By Carl Davidson
Our local conservative newspaper, the Pittsburgh Business Times, carries an instructive story this morning, July 21, 2011, about how to solve our revenue problems, only it fails to make the critical point. So I’ll lend a hand. It says:
“Pennsylvania casinos brought in $81.4 million in tax revenue from table games during the fiscal year that ended last month, according to the Pennsylvania Gaming Control Board. Of that, about $71.3 million went to the state’s general fund and another $10 million went to local municipalities and counties that host the state’s 10 table game casinos.
“The Rivers Casino on the North Shore was responsible for $8 million in state tax revenue and $1.2 million in local payments through its table games operations during the past fiscal year.”
It goes on to break the numbers down even more.
Now I can enjoy a day at the Casino. I recently took my Mom and stepfather, a retired J&L worker, to the Rivers for his 84th birthday. I hit the nickel slot for $1.50 on my first try, but ended up leaving $5 in the hole.

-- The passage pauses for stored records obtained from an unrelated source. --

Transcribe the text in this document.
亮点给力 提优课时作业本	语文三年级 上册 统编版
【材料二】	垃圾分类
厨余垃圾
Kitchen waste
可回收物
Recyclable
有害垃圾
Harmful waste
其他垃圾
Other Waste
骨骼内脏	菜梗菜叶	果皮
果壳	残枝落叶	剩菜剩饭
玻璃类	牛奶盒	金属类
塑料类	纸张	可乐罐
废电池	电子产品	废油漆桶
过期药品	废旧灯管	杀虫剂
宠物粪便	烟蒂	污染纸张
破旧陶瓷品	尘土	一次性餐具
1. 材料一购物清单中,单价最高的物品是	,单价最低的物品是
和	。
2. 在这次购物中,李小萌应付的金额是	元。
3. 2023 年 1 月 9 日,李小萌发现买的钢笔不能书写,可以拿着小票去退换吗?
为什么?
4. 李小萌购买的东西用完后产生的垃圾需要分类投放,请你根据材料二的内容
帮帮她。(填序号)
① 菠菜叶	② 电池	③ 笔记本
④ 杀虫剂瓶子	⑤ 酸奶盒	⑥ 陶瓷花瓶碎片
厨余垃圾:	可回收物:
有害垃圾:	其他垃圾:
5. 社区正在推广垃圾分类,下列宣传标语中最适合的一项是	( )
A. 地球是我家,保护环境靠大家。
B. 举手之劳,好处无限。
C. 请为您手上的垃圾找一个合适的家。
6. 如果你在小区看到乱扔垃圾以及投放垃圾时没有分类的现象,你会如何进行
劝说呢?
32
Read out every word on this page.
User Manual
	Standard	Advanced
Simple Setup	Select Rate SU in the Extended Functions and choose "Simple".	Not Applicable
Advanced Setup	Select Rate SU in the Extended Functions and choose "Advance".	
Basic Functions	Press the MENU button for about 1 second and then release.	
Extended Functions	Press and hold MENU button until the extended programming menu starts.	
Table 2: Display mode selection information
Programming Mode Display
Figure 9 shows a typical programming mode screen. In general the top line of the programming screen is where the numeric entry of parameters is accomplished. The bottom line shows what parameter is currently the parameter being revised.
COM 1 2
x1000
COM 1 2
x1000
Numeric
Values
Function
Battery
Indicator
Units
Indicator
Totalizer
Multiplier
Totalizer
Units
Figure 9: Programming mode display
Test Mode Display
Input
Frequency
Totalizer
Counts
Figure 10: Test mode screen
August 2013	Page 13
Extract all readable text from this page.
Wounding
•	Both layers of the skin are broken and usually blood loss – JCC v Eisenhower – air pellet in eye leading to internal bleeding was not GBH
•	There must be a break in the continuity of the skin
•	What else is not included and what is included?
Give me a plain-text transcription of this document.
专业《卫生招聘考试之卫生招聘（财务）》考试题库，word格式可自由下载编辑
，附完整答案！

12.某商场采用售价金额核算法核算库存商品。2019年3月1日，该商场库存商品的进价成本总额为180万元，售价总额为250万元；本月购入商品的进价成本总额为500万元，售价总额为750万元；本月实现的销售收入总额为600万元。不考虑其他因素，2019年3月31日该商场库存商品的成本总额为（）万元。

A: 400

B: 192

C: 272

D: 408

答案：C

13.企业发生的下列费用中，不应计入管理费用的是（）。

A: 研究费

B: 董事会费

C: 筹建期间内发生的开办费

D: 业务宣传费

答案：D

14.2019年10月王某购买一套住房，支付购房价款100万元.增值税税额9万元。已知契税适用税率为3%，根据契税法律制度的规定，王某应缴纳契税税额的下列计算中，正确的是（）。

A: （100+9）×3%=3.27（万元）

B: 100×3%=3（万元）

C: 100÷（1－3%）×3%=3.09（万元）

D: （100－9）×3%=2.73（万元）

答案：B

But here’s my point. There’s a much larger casino in this country that has global reach. It’s called Wall Street, and enormous sums are bet there every second, with the biggest bets being placed by hedge fund managers gambling with other people’s money.
But where’s the ‘house take,’ like the tax revenues reported above? If they can get these amounts from the working class, what about the Wall Street class?
That’s what a financial transaction tax would do, and it could pay a great deal of our country’s social needs budget with plenty left over. What’s more, it wouldn’t even put a burden on productive capital, such as a new green manufacturing startups.
Instead we get big-time gamblers in derivatives wanting us taxpayers to cover their losses. That would be like me going to the Pittsburgh treasurer and asking for a tax deal to get my $5 back that I lost the other day, but I still get to keep the $1.50 I won on my first bet.
The bottom line is that we live in a class society with the wrong class on top. The boss press can easily report on the gaming taxes taken mainly from the working class, but the notion of taking a ‘house cut’ from the truly high rollers of finance capital, well, that’s ‘off the table.’
It’s time to turn this rigged game upside down.